Der neue Spider-Man-Film feiert in Berlin Premiere – 25 Jahre nach dem ersten Besuch der Figur.

Berlin kann verdammt ungemütlich sein. Vor allem damals, 1987, in der Endphase des Kalten Krieges, als der US-Comicverlag Marvel seinen populärsten Helden auf seine erste Auslandsreise in die deutsche Halbstadt schickte. Statt durch New Yorker Hochhausschluchten schwang sich der in eine Spionagegeschichte verwickelte Spider-Man da an Berliner Gründerzeitfassaden entlang. Nach einem Salto über die Mauer wurde er begrüßt von explodierenden Minen und DDR-Grenzern, die ihn mit Gewehrsalven eindeckten. Nachdem er die Soldaten mit einem Spinnennetz zu Fall gebracht hatte, schwang er sich zurück in sichere Höhen und rief: „Hi Boys, ich bin Hans Schulz vom Komitee für Volksgesundheit. Ein Schuss kann zu Hörschäden, Hämorrhoiden und Schrumpfhirn führen.“

Als diese schräge Episode in den USA an die Kioske kam, war Andrew Garfield gerade mal drei Jahre alt – und verkleidete sich bei Kostümfesten bevorzugt als Spider-Man. 25 Jahre später hat der Schauspieler jener Stadt, in die es damals sein Comic-Idol verschlug, jetzt einen Besuch abgestattet. Garfield ist der neue Spider- Man, beziehungsweise dessen jüngste Reinkarnation im Kino. Am Mittwochabend wurde im Sony-Center die Deutschlandpremiere von „The Amazing Spider- Man“ gefeiert, die trotz Schmuddelwetters viele Fans anzog. Am 28. Juni kommt die jüngste Neuinterpretation der 50 Jahre alten Story in die Kinos. Ein Ereignis für Comicfans rund um die Welt – und für den bisher international kaum bekannten Schauspieler die Chance, zum Hollywood-Superstar zu werden. So wie einst Tobey Maguire, der sich in drei enorm populären Filmen in die menschliche Spinne verwandelte, bevor er zu alt für die Rolle wurde und die Produzenten beschlossen, die Figur wieder stärker auf ein jugendliches Publikum auszurichten.

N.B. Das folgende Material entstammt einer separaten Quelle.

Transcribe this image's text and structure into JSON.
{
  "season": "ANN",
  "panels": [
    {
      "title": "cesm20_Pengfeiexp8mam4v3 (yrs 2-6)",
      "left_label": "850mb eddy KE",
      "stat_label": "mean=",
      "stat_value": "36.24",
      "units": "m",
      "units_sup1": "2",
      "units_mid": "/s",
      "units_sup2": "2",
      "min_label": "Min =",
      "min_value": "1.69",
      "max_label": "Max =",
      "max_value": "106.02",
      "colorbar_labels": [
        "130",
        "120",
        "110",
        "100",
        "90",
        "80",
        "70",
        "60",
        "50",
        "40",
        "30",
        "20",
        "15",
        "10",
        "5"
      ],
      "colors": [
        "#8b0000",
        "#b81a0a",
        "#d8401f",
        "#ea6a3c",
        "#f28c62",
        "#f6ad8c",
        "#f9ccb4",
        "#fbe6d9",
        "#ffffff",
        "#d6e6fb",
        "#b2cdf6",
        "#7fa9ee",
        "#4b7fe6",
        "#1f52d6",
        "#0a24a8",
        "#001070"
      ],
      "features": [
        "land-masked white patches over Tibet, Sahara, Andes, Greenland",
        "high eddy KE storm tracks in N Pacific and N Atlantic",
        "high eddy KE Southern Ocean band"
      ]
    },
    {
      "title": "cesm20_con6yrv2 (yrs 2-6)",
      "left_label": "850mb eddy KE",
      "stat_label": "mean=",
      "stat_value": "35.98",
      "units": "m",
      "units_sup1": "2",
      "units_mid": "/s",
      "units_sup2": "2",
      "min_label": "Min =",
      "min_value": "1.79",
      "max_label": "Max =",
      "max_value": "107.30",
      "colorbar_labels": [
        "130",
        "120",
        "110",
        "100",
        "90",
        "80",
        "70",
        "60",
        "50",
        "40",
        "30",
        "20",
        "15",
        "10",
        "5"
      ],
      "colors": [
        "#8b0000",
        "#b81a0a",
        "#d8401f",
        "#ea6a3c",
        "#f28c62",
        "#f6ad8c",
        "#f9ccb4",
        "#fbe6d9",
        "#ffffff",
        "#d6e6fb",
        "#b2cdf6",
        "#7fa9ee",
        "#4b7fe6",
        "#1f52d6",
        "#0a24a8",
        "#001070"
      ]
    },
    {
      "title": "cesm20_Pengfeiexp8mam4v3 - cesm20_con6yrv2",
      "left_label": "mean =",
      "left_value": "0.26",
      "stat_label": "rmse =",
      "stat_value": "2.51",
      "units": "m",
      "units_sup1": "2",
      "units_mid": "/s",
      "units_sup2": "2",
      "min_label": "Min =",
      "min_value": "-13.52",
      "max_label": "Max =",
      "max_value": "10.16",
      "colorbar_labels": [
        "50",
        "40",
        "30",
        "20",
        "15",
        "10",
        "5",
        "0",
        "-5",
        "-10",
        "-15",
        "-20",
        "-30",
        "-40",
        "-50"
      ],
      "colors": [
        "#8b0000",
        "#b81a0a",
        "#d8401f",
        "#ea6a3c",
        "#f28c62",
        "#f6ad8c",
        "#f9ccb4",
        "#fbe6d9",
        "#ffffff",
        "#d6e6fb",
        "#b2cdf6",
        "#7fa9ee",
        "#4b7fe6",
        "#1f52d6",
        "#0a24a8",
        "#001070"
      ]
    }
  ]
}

Da ist der jungenhaft aussehende Garfield die richtige Wahl. Auch, weil er seit langem eine Beziehung zu der Figur hat, die er jetzt auf der Leinwand verkörpert. „Spider-Man bedeutet mir seit meiner Kindheit sehr viel“, erzählt er dem Tagesspiegel beim Interview. Er sei „besessen“ von der Figur, seitdem er die ersten Trickfilme mit dem Helden sah. Dass er sich schon im Kindergartenalter für Halloween dessen Kostüm aussuchte und auch später als Jugendlicher ein Fan blieb, erklärt er mit dem hohen Identifikationswert. Denn Peter Parker, wie Spider-Man mit bürgerlichem Namen heißt, ist anders als Figuren wie Superman oder Captain America kein strahlender Held, sondern ein unsicherer Außenseiter, den irdische Probleme plagen und der sich schwertut, die ihm durch einen Unfall zugefallenen Superkräfte sinnvoll einzusetzen. „Peters Kämpfe und seine Herausforderungen, denen er sich Woche für Woche ausgesetzt sah, gaben mir als Kind Hoffnung“, sagt Garfield. Jahrelang wurde er in der Schule von stärkeren Kindern gemobbt, so wie es auch Spider-Mans schwächliches Alter Ego erlebt. „Außerdem fühlte ich mich in meiner Jugend manchmal auch in meiner eigenen Haut gefangen“, sagt Garfield und wirft seinem Gesprächspartner dabei einen langen, ernsten Blick zu, der von der abgeklärten Selbstdarstellung erfahrener Hollywood-Profis noch weit entfernt ist.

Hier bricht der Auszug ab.